Charles Darwin is most known for. But in his writings, another concept also emerges almost just as clearly: that is the potential of animals to change local flora. Indeed, in his book “On the origin of species” he wondered whether neighbourhood cats can affect the abundance of flowers in local fields close to his house in Kent, UK1.
When it comes to ecology, every single species has a role in the wonderful and complex web that is our ecosystem. But there are some species that have a particularly unique role since due to their properties they can regulate the abundance of other species and often the way their habitats look. These species come in all shapes and sizes.
For example, they can be as small as the snowshoe hares that are a key food source for endangered species such as lynxes and mountain lions or birds, as is the hummingbird that is key to pollinating from flower groups that have evolved in such a way that they depend on hummingbirds for their survival1.
The crucial role of keystone species in the ecosystem
The name keystone species, coined by American zoologist Robert T. Paine in 1969, comes from a very different practice: construction. To build the arch of a bridge or other similar construction, builders would use a wedge-shaped stone to support the structure; without this wedge-shaped stone the structure would not hold.
According to Paine, the same applies in ecology: just as other stones in the construction depend on the keystone for support, other species in an ecosystem or habitat depend on the presence of a keystone species to maintain the community’s structure2.
In some ways, the cascading effects of keystone species are different depending on the habitat. Generally speaking, in any habitat, the disappearance of a keystone species would start a domino effect where other species would either also disappear or be affected in some other way, leaving the entire habitat out of balance3.
But it is conceivable that a species in one habitat plays a unique role that has the potential to regulate the populations of other species or even the entire landscape but it does not function in the same way in another habitat. In other words, the keystone attributes of a species can also depend on the delicate balance and network of relationships between species in the different ecosystems.
Life depends on figs
One clear example of how a species can be in specific situations a keystone species is the case of the fig tree in some forest communities in tropical America. Along with a few other plants, figs and fig trees are considered a keystone food resource because they are key to supporting the ecosystem.

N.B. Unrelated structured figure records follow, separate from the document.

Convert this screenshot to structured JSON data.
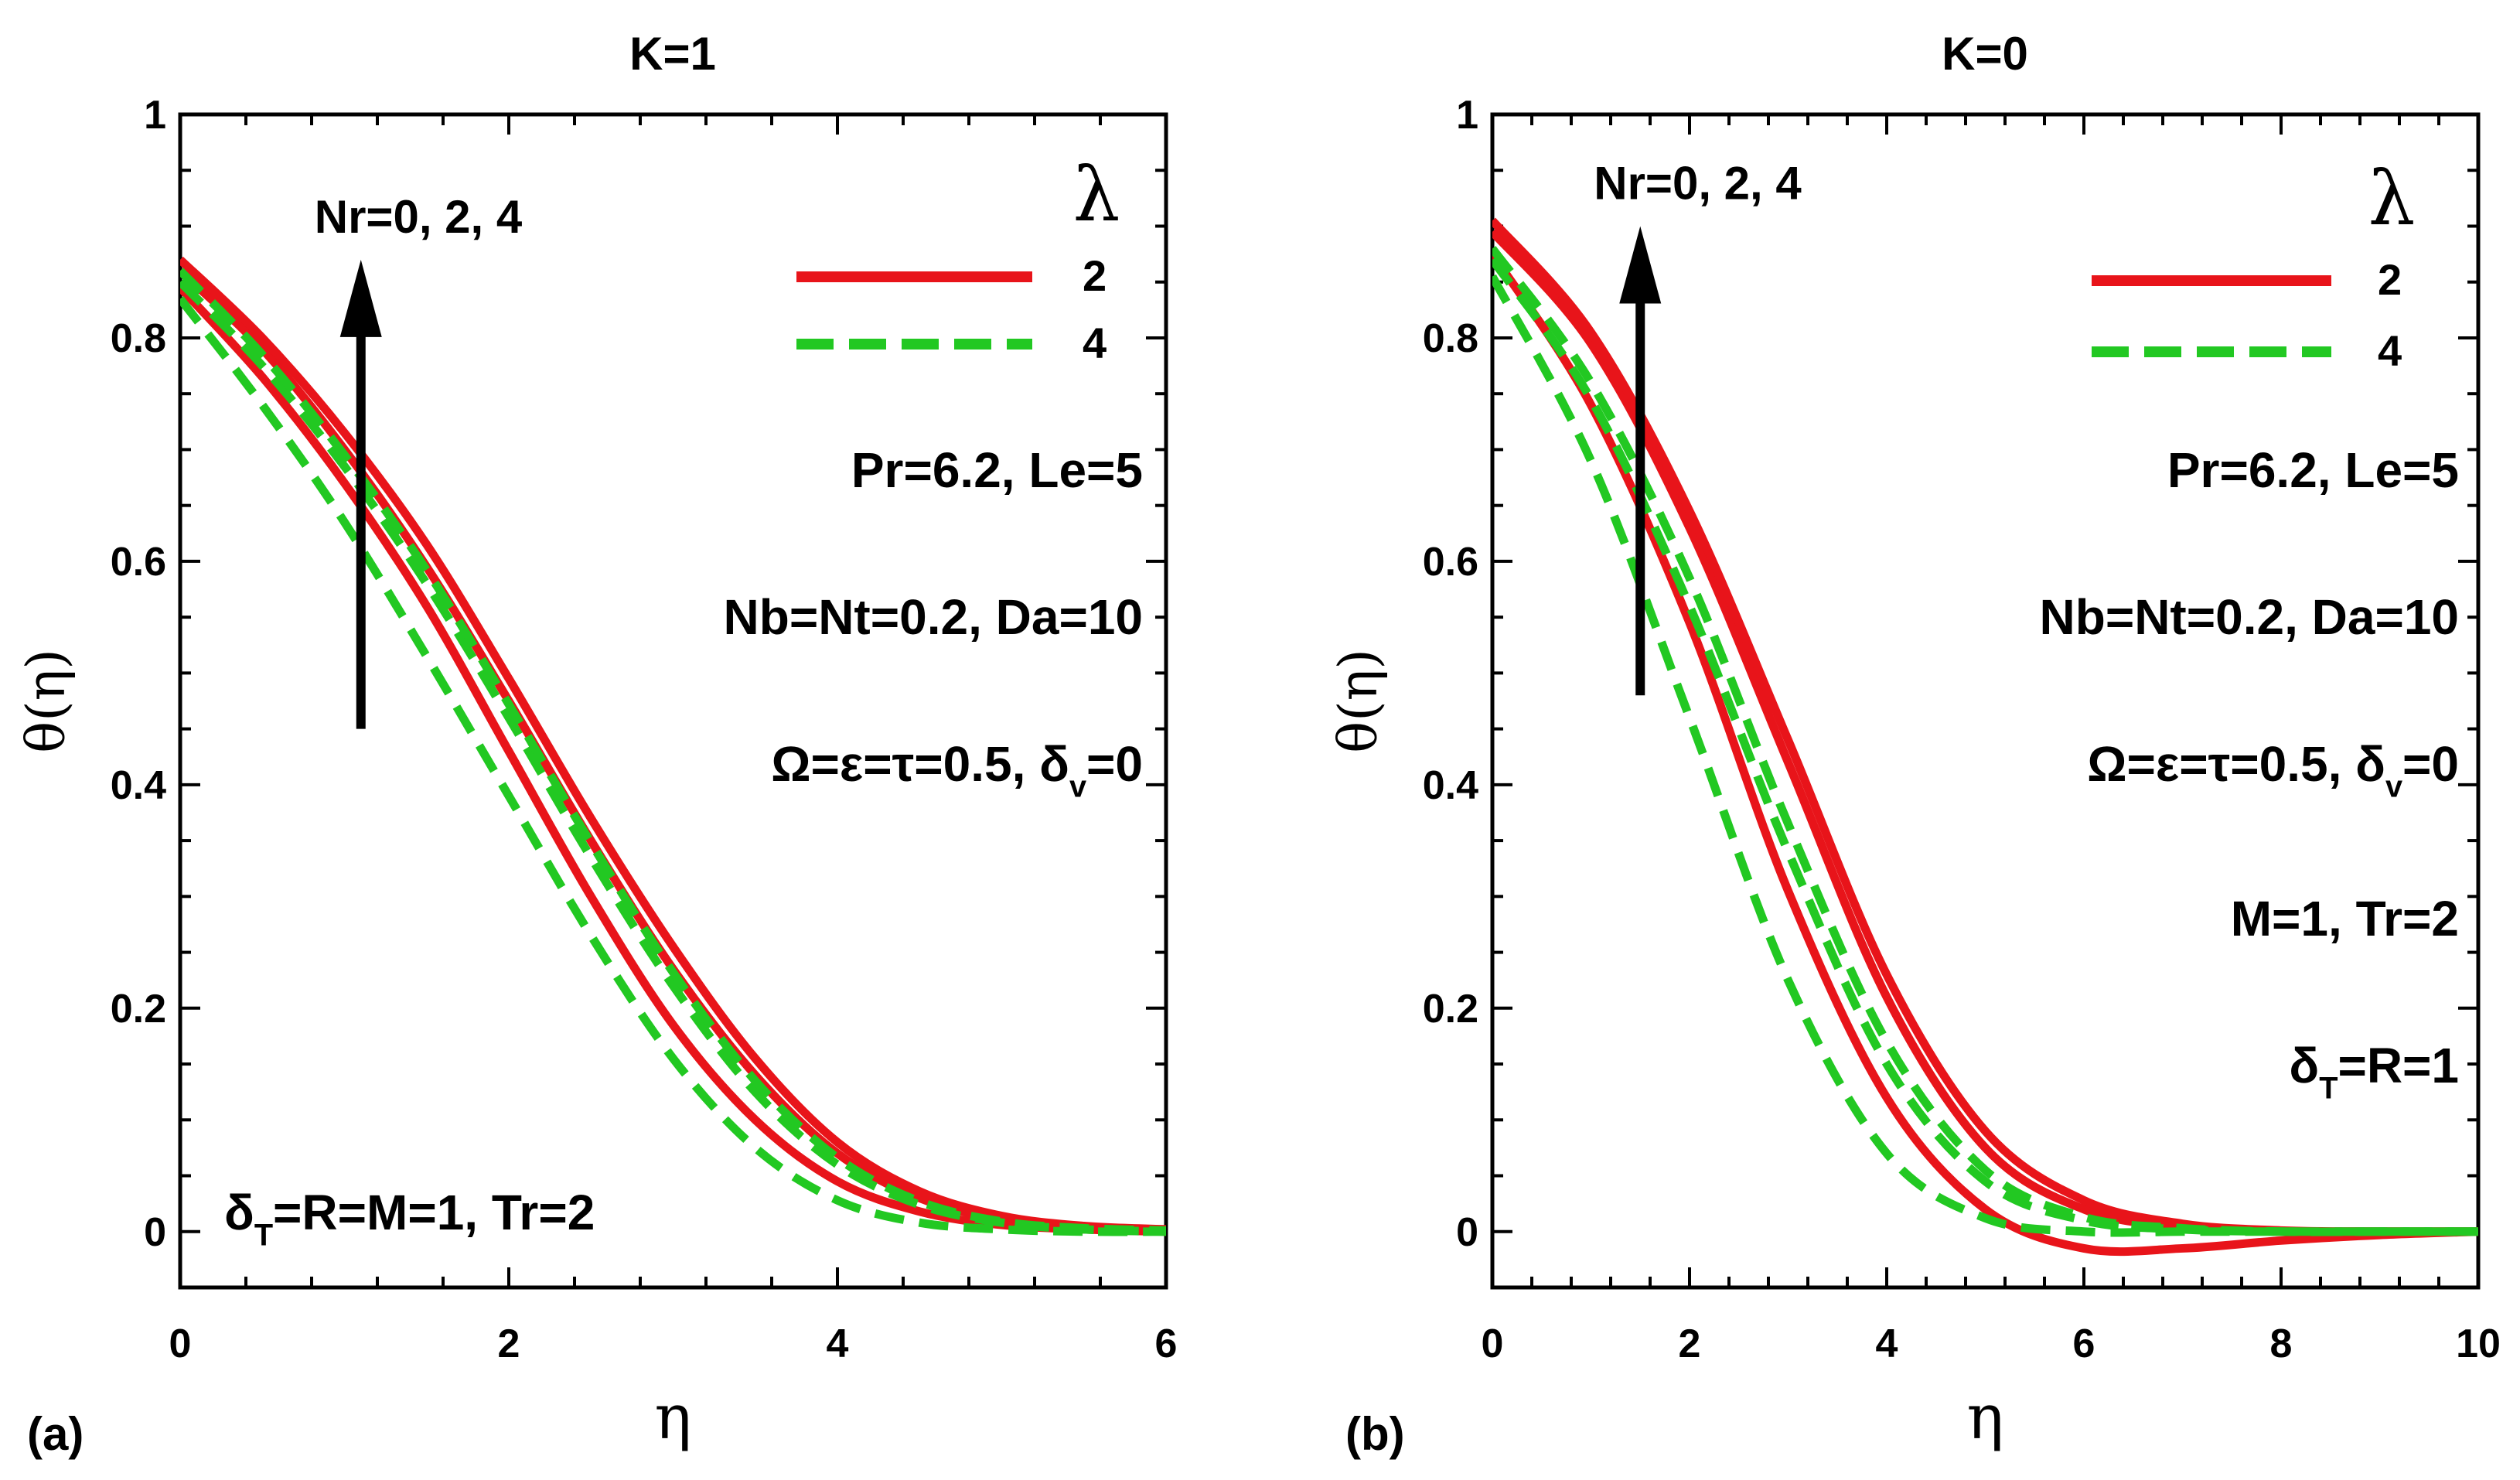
{
  "chart_data": [
    {
      "type": "line",
      "panel_label": "(a)",
      "title": "K=1",
      "xlabel": "η",
      "ylabel": "θ(η)",
      "xlim": [
        0,
        6
      ],
      "ylim": [
        -0.05,
        1
      ],
      "xticks": [
        0,
        2,
        4,
        6
      ],
      "yticks": [
        0,
        0.2,
        0.4,
        0.6,
        0.8,
        1
      ],
      "tick_labels_x": [
        "0",
        "2",
        "4",
        "6"
      ],
      "tick_labels_y": [
        "0",
        "0.2",
        "0.4",
        "0.6",
        "0.8",
        "1"
      ],
      "legend": {
        "title": "λ",
        "position": "top-right",
        "entries": [
          "2",
          "4"
        ]
      },
      "arrow": {
        "label": "Nr=0, 2, 4",
        "x": 1.1,
        "y_from": 0.45,
        "y_to": 0.87
      },
      "annotations": [
        "Pr=6.2, Le=5",
        "Nb=Nt=0.2, Da=10",
        "Ω=ε=τ=0.5, δv=0",
        "δT=R=M=1, Tr=2"
      ],
      "x": [
        0,
        0.5,
        1,
        1.5,
        2,
        2.5,
        3,
        3.5,
        4,
        4.5,
        5,
        5.5,
        6
      ],
      "series": [
        {
          "name": "λ=2, Nr=0",
          "style": "solid",
          "color": "#e8141a",
          "values": [
            0.845,
            0.765,
            0.67,
            0.56,
            0.43,
            0.3,
            0.185,
            0.1,
            0.045,
            0.018,
            0.006,
            0.002,
            0.0
          ]
        },
        {
          "name": "λ=2, Nr=2",
          "style": "solid",
          "color": "#e8141a",
          "values": [
            0.86,
            0.79,
            0.7,
            0.595,
            0.475,
            0.35,
            0.235,
            0.14,
            0.07,
            0.03,
            0.011,
            0.004,
            0.001
          ]
        },
        {
          "name": "λ=2, Nr=4",
          "style": "solid",
          "color": "#e8141a",
          "values": [
            0.87,
            0.8,
            0.715,
            0.615,
            0.495,
            0.37,
            0.255,
            0.155,
            0.08,
            0.036,
            0.014,
            0.005,
            0.002
          ]
        },
        {
          "name": "λ=4, Nr=0",
          "style": "dashed",
          "color": "#22c822",
          "values": [
            0.835,
            0.74,
            0.635,
            0.515,
            0.39,
            0.265,
            0.155,
            0.075,
            0.028,
            0.008,
            0.002,
            0.0,
            0.0
          ]
        },
        {
          "name": "λ=4, Nr=2",
          "style": "dashed",
          "color": "#22c822",
          "values": [
            0.85,
            0.775,
            0.685,
            0.58,
            0.46,
            0.335,
            0.22,
            0.125,
            0.06,
            0.024,
            0.008,
            0.002,
            0.0
          ]
        },
        {
          "name": "λ=4, Nr=4",
          "style": "dashed",
          "color": "#22c822",
          "values": [
            0.86,
            0.785,
            0.695,
            0.592,
            0.472,
            0.348,
            0.232,
            0.135,
            0.066,
            0.027,
            0.009,
            0.003,
            0.001
          ]
        }
      ]
    },
    {
      "type": "line",
      "panel_label": "(b)",
      "title": "K=0",
      "xlabel": "η",
      "ylabel": "θ(η)",
      "xlim": [
        0,
        10
      ],
      "ylim": [
        -0.05,
        1
      ],
      "xticks": [
        0,
        2,
        4,
        6,
        8,
        10
      ],
      "yticks": [
        0,
        0.2,
        0.4,
        0.6,
        0.8,
        1
      ],
      "tick_labels_x": [
        "0",
        "2",
        "4",
        "6",
        "8",
        "10"
      ],
      "tick_labels_y": [
        "0",
        "0.2",
        "0.4",
        "0.6",
        "0.8",
        "1"
      ],
      "legend": {
        "title": "λ",
        "position": "top-right",
        "entries": [
          "2",
          "4"
        ]
      },
      "arrow": {
        "label": "Nr=0, 2, 4",
        "x": 1.5,
        "y_from": 0.48,
        "y_to": 0.9
      },
      "annotations": [
        "Pr=6.2, Le=5",
        "Nb=Nt=0.2, Da=10",
        "Ω=ε=τ=0.5, δv=0",
        "M=1, Tr=2",
        "δT=R=1"
      ],
      "x": [
        0,
        1,
        2,
        3,
        4,
        5,
        6,
        7,
        8,
        9,
        10
      ],
      "series": [
        {
          "name": "λ=2, Nr=0",
          "style": "solid",
          "color": "#e8141a",
          "values": [
            0.875,
            0.74,
            0.545,
            0.305,
            0.12,
            0.02,
            -0.015,
            -0.015,
            -0.008,
            -0.003,
            0.0
          ]
        },
        {
          "name": "λ=2, Nr=2",
          "style": "solid",
          "color": "#e8141a",
          "values": [
            0.895,
            0.795,
            0.63,
            0.42,
            0.21,
            0.075,
            0.02,
            0.004,
            0.0,
            0.0,
            0.0
          ]
        },
        {
          "name": "λ=2, Nr=4",
          "style": "solid",
          "color": "#e8141a",
          "values": [
            0.905,
            0.805,
            0.645,
            0.44,
            0.23,
            0.09,
            0.028,
            0.007,
            0.001,
            0.0,
            0.0
          ]
        },
        {
          "name": "λ=4, Nr=0",
          "style": "dashed",
          "color": "#22c822",
          "values": [
            0.855,
            0.69,
            0.46,
            0.225,
            0.07,
            0.012,
            0.0,
            0.0,
            0.0,
            0.0,
            0.0
          ]
        },
        {
          "name": "λ=4, Nr=2",
          "style": "dashed",
          "color": "#22c822",
          "values": [
            0.87,
            0.745,
            0.56,
            0.34,
            0.15,
            0.045,
            0.01,
            0.002,
            0.0,
            0.0,
            0.0
          ]
        },
        {
          "name": "λ=4, Nr=4",
          "style": "dashed",
          "color": "#22c822",
          "values": [
            0.88,
            0.76,
            0.585,
            0.365,
            0.17,
            0.055,
            0.013,
            0.003,
            0.0,
            0.0,
            0.0
          ]
        }
      ]
    }
  ]
}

Figs, in those climates, can bear fruits throughout the year, so they become the only food sources for a large number of birds and mammals during the times of the year when other food resources are scarce. In other words, without figs, many species would disappear from the local environment2. It is unclear though if the fig tree plays a similar role in other regions.
The example of the fig tree is also very interesting from another point of view: in contrast to the usual examples of keystone species, it is a food resource and does not fall neatly in any of the established categories of keystone species, such as mutualists (which can be species that pollinate plants, such as the hummingbird), engineers (for example, beavers that build damns or elephants that shape their surrounding environment) or predators that regulate the population of other species (such as the jaguar)4.

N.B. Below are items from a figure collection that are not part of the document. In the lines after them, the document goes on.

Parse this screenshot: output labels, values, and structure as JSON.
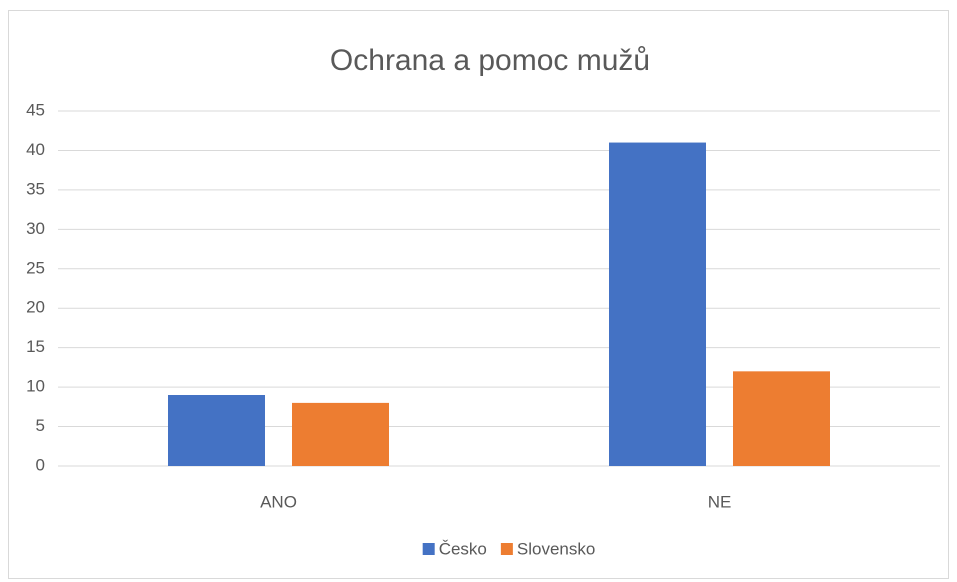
{
  "chart_data": {
    "type": "bar",
    "title": "Ochrana a pomoc mužů",
    "categories": [
      "ANO",
      "NE"
    ],
    "series": [
      {
        "name": "Česko",
        "color": "#4472c4",
        "values": [
          9,
          41
        ]
      },
      {
        "name": "Slovensko",
        "color": "#ed7d31",
        "values": [
          8,
          12
        ]
      }
    ],
    "ylim": [
      0,
      45
    ],
    "yticks": [
      0,
      5,
      10,
      15,
      20,
      25,
      30,
      35,
      40,
      45
    ],
    "grid": true,
    "legend": "bottom"
  }
}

And it is not just the fig tree that is considered a keystone food resource. Sugar maple trees also perform a similar role: not only do their roots have the ability to transfer water from moist areas of the soil towards dryer ones, benefiting soil conditions for other plants, but their bark is a food source for different insects5.

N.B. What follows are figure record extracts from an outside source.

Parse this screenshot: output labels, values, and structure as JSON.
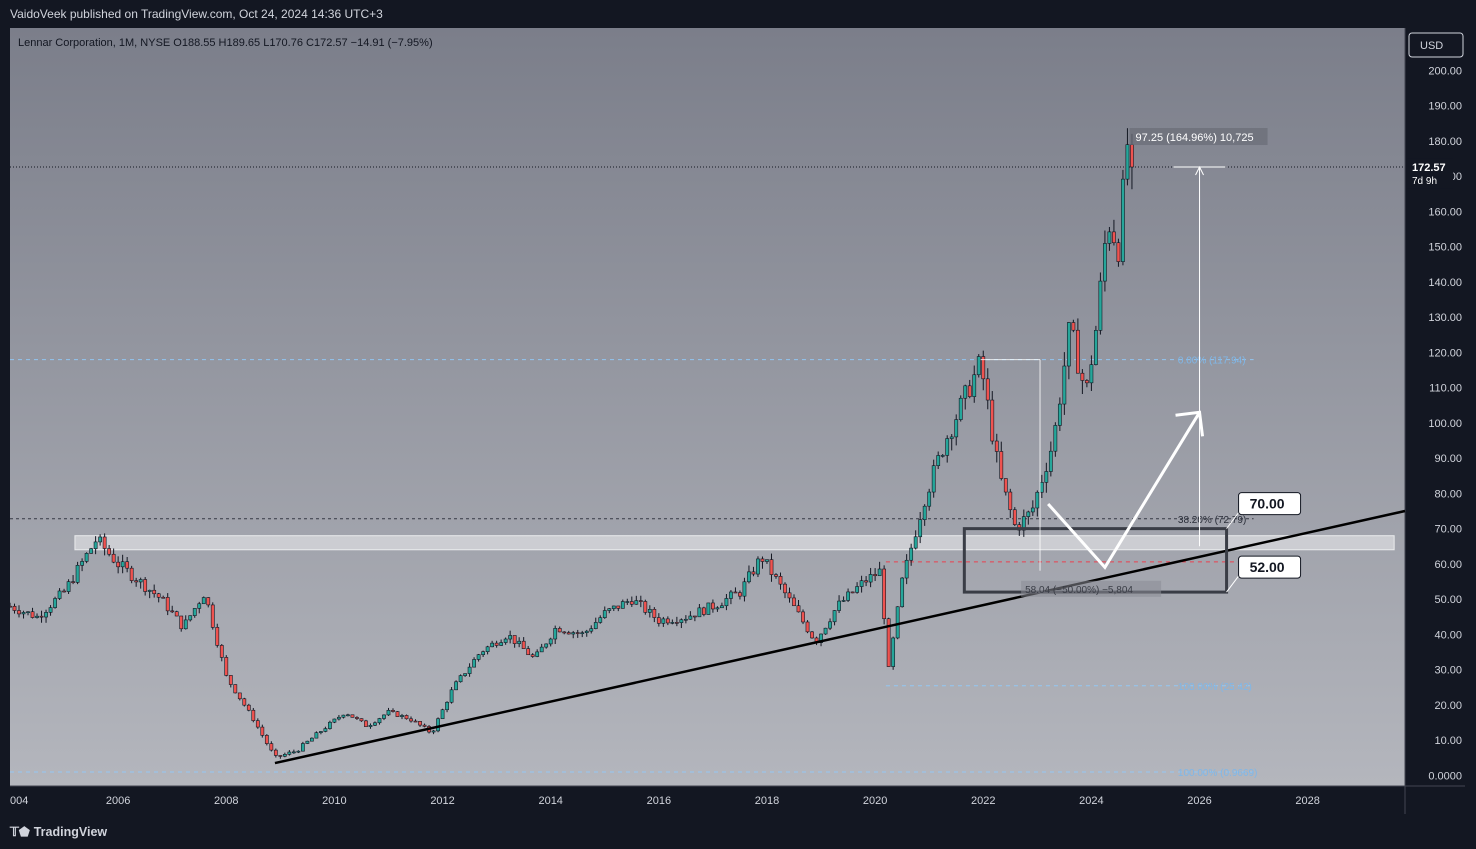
{
  "header": {
    "published": "VaidoVeek published on TradingView.com, Oct 24, 2024 14:36 UTC+3"
  },
  "footer": {
    "brand": "TradingView",
    "brand_icon": "tradingview-logo-icon"
  },
  "chart_data": {
    "type": "candlestick",
    "legend": "Lennar Corporation, 1M, NYSE  O188.55  H189.65  L170.76  C172.57  −14.91 (−7.95%)",
    "currency": "USD",
    "x_tick_labels": [
      "004",
      "2006",
      "2008",
      "2010",
      "2012",
      "2014",
      "2016",
      "2018",
      "2020",
      "2022",
      "2024",
      "2026",
      "2028"
    ],
    "y_tick_labels": [
      "0.0000",
      "10.00",
      "20.00",
      "30.00",
      "40.00",
      "50.00",
      "60.00",
      "70.00",
      "80.00",
      "90.00",
      "100.00",
      "110.00",
      "120.00",
      "130.00",
      "140.00",
      "150.00",
      "160.00",
      "170.00",
      "180.00",
      "190.00",
      "200.00"
    ],
    "ylim": [
      -3,
      212
    ],
    "xlim": [
      2004.0,
      2029.8
    ],
    "last_price": {
      "value": 172.57,
      "label": "172.57",
      "countdown": "7d 9h"
    },
    "price_path": [
      [
        2004.0,
        48
      ],
      [
        2004.5,
        45
      ],
      [
        2005.0,
        52
      ],
      [
        2005.6,
        67
      ],
      [
        2006.0,
        60
      ],
      [
        2006.4,
        55
      ],
      [
        2006.8,
        50
      ],
      [
        2007.2,
        42
      ],
      [
        2007.6,
        52
      ],
      [
        2008.0,
        28
      ],
      [
        2008.5,
        16
      ],
      [
        2008.9,
        5
      ],
      [
        2009.3,
        7
      ],
      [
        2009.7,
        12
      ],
      [
        2010.2,
        18
      ],
      [
        2010.6,
        14
      ],
      [
        2011.0,
        18
      ],
      [
        2011.4,
        16
      ],
      [
        2011.8,
        12
      ],
      [
        2012.2,
        25
      ],
      [
        2012.7,
        35
      ],
      [
        2013.2,
        40
      ],
      [
        2013.7,
        33
      ],
      [
        2014.1,
        42
      ],
      [
        2014.6,
        40
      ],
      [
        2015.0,
        46
      ],
      [
        2015.5,
        50
      ],
      [
        2016.0,
        44
      ],
      [
        2016.5,
        45
      ],
      [
        2017.0,
        48
      ],
      [
        2017.5,
        52
      ],
      [
        2017.9,
        62
      ],
      [
        2018.4,
        50
      ],
      [
        2018.9,
        38
      ],
      [
        2019.3,
        48
      ],
      [
        2019.8,
        55
      ],
      [
        2020.1,
        58
      ],
      [
        2020.25,
        30
      ],
      [
        2020.5,
        55
      ],
      [
        2020.9,
        78
      ],
      [
        2021.3,
        95
      ],
      [
        2021.8,
        112
      ],
      [
        2021.95,
        117
      ],
      [
        2022.3,
        85
      ],
      [
        2022.6,
        70
      ],
      [
        2022.9,
        75
      ],
      [
        2023.3,
        95
      ],
      [
        2023.6,
        127
      ],
      [
        2023.9,
        108
      ],
      [
        2024.1,
        128
      ],
      [
        2024.3,
        158
      ],
      [
        2024.5,
        150
      ],
      [
        2024.7,
        185
      ],
      [
        2024.8,
        172.57
      ]
    ],
    "series": [
      {
        "name": "white up arrow",
        "points": [
          [
            2023.2,
            77
          ],
          [
            2024.25,
            59
          ],
          [
            2026.0,
            103
          ]
        ]
      },
      {
        "name": "black trendline",
        "points": [
          [
            2008.9,
            3.5
          ],
          [
            2029.8,
            75
          ]
        ]
      }
    ],
    "annotations": {
      "price_target_box_top": "70.00",
      "price_target_box_bottom": "52.00",
      "box_range": [
        52,
        70
      ],
      "box_x": [
        2021.65,
        2026.5
      ],
      "resistance_zone": [
        64,
        68
      ],
      "range_measure": {
        "label": "97.25 (164.96%) 10,725",
        "from": 65,
        "to": 172.57,
        "x": 2026.0
      },
      "range_measure_lower": {
        "label": "58.04 (−50.00%) −5,804",
        "value": 58.04
      },
      "fib_levels": [
        {
          "label": "0.00% (117.94)",
          "value": 117.94,
          "color": "#90caf9"
        },
        {
          "label": "38.20% (72.79)",
          "value": 72.79,
          "color": "#2a2e39"
        },
        {
          "label": "(60.57)",
          "value": 60.57,
          "color": "#f23645"
        },
        {
          "label": "100.00% (25.42)",
          "value": 25.42,
          "color": "#90caf9"
        },
        {
          "label": "100.00% (0.9669)",
          "value": 0.9669,
          "color": "#90caf9"
        }
      ]
    },
    "colors": {
      "up": "#26a69a",
      "down": "#ef5350",
      "panel_top": "#7b7e8a",
      "panel_bottom": "#b4b6bd"
    }
  }
}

Acorn banksia and honeyeaters
Another keystone food resource is the acorn banksia, which can be either a shrub or a tree, and can be found in Western Australia. In this region and for a certain period each year, this acorn-like plant is the sole food resource for honeyeaters, a local species of bird.
The honeyeaters are very important themselves as they play an important role in pollinating a number of plant species. If the number of acorn banksia shrubs or trees were to collapse, this could lead to a drop in the population of honeyeaters which in turn would affect the entire ecosystem4.
Indescribable complexity of the food chain
There are a myriad more keystone food resources that our plants provide, whether these are fruits, seeds, flowers, floral nectar, or bark. Just like other types of keystone species, these plants serve a disproportionately large trophic importance but there is much less research invested in better understanding their function. Indeed, despite their significance for different ecosystems no studies have attempted to examine the ecological attributes that might help us recognize them and evaluate their importance in species-rich plant assemblages6.
It could be argued that one of the reasons accounting for this lack of research outputs is that it might be very difficult to identify the links between those keystone food resources and the dependent species – most of the time the dependent species cannot be quantified or remain very loosely defined.
For example, some work done in Cuyahoga Valley National Park in the US, identified that in that specific ecosystem, keystone food resources were various flowers including grasses!
The rationale was the following: these flowers and grasses there the only food source of beavers and insects. Other food resources would dwindle if these flowers and grasses disappeared which would have a knock-on effect on predators such as the bald early and the coyote7. While the impacts of the loss of flowers and grasses would be tremendous, it is difficult to trace it back to a single species as is the case of beavers, otters or elephants.
In a way, and perhaps quite ironically, the most important lesson keystone food resources can teach us that of the importance of all species in an ecosystem because of the intricate was one species is linked to another.